Nahverkehr in Bonn Kunden ärgern sich über neues Umsteigeverbot

Bonn · Seit dem 1. Januar gelten im Verkehrsverbund Rhein-Sieg neue Tarife. Wer ein Kurzstrecken-Ticket kauft, darf nicht mehr die Linie wechseln. Das ärgert die Kunden.

Bisher durften Fahrgäste mit dem Kurzstrecken-Ticket vier Stationen fahren und zwischendurch auch umsteigen. Der Linienwechsel ist seit Anfang des Jahres im öffentlichen Nahverkehr in Bonn wie im gesamten Verkehrsverbund ohne Aufpreis nicht mehr möglich. Fahrgäste, die zum Beispiel zwei Haltestellen mit der U-Bahn und dann eine weitere Station Bus fahren möchten, zahlen ab sofort statt 1,90 Euro den Preis für ein Einzelticket von 2,80 Euro.
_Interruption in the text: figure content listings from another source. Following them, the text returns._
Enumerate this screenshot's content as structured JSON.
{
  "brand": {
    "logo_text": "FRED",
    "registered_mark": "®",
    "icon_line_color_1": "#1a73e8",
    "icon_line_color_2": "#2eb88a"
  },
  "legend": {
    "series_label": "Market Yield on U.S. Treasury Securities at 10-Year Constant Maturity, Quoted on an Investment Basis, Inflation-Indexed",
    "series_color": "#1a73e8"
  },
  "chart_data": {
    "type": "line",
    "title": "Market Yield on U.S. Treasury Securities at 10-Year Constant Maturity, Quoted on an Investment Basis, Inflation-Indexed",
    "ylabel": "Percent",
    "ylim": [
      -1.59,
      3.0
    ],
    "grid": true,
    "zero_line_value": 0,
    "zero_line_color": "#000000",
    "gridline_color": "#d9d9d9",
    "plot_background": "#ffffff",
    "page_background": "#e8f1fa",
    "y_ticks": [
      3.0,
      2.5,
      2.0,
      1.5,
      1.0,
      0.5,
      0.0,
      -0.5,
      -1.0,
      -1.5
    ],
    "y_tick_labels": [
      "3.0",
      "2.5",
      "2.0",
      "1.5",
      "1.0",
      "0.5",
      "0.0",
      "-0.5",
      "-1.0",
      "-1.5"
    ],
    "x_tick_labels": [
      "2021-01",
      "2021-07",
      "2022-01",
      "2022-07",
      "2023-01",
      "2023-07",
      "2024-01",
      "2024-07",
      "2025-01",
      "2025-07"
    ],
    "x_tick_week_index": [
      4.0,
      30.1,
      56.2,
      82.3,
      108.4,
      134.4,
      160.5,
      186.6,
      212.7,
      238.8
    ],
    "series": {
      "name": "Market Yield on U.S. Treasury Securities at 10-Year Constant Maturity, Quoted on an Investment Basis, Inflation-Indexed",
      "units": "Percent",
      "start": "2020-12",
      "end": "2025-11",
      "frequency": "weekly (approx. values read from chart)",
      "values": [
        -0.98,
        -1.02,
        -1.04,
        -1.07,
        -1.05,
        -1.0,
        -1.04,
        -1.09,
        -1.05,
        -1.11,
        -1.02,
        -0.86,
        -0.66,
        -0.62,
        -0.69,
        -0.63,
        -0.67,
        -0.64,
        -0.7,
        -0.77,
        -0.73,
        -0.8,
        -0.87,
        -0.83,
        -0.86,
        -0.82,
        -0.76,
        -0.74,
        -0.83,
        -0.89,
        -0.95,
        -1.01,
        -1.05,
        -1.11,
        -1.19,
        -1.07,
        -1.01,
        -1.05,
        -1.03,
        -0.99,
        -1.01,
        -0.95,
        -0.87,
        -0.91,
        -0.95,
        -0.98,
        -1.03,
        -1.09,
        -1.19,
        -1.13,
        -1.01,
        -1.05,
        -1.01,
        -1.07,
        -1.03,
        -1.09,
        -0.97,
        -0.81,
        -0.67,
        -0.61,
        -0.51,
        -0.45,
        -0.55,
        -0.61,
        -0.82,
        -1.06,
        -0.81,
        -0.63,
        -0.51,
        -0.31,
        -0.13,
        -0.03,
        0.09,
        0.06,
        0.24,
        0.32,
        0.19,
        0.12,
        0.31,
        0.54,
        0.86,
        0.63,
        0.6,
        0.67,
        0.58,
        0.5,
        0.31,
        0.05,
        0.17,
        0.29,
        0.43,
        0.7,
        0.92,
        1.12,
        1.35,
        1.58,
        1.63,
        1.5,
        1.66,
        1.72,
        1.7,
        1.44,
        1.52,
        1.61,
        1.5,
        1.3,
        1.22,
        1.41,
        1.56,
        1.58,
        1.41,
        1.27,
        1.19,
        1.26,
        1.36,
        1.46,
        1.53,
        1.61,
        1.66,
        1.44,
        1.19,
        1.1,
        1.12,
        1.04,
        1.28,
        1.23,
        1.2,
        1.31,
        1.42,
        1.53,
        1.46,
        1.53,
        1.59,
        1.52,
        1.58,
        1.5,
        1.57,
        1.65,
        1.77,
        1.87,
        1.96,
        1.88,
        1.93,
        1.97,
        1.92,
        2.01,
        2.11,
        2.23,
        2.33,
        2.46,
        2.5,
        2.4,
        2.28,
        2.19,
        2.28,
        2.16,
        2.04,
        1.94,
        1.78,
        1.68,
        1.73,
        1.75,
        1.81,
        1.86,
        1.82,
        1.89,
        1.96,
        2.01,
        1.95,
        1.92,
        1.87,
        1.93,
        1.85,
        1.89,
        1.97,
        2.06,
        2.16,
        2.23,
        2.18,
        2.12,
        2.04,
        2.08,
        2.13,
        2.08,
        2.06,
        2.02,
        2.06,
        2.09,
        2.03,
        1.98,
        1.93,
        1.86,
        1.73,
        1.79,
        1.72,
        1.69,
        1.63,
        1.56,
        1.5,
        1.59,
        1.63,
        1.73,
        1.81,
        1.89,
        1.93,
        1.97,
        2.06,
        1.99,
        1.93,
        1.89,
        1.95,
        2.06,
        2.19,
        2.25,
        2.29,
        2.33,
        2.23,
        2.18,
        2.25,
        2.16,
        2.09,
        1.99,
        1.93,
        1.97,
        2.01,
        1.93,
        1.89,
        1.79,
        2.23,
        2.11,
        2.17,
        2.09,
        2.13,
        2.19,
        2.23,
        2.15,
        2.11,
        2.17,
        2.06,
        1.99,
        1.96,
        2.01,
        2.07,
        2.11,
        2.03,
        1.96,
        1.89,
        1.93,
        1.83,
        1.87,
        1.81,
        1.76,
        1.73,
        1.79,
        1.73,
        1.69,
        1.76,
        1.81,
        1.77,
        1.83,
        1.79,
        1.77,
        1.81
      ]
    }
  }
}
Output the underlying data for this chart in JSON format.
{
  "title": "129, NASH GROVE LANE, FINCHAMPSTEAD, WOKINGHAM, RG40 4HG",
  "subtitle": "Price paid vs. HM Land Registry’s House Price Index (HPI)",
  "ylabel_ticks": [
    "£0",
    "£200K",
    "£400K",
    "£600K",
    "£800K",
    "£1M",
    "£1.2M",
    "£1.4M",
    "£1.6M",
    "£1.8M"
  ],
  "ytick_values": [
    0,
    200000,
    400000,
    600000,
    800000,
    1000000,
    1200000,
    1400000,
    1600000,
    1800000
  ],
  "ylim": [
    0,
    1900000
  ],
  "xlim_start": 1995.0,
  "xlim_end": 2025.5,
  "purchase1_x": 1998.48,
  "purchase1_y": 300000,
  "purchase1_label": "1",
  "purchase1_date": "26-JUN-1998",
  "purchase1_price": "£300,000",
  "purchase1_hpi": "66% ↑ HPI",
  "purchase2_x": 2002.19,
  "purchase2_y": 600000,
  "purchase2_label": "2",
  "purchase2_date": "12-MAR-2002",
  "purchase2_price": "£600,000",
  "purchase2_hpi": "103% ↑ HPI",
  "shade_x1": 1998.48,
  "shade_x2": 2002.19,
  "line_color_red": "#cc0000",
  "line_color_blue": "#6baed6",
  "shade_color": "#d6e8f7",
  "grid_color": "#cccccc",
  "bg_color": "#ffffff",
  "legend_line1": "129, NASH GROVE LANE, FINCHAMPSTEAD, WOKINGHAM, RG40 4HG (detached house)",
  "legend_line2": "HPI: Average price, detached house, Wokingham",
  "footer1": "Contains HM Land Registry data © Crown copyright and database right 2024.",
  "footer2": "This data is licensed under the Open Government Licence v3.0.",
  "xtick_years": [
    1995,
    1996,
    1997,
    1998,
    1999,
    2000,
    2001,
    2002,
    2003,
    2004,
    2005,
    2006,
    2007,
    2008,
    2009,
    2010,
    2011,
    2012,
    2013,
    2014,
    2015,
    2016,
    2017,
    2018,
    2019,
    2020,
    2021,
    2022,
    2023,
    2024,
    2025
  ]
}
„Es ist eine Regel, die einfach zu merken ist und nur einen kleinen Teil der Kunden verärgert“, sagt Holger Klein, Pressesprecher des Verkehrsverbunds Rhein-Sieg (VRS), auf Anfrage des GA. Im Jahr lösten die Kunden rund zehn Millionen Kurzstrecken-Tickets, davon seien sechs Prozent Umsteiger. „Der Nachteil für diese Kunden ist unbestritten“, räumt Klein ein.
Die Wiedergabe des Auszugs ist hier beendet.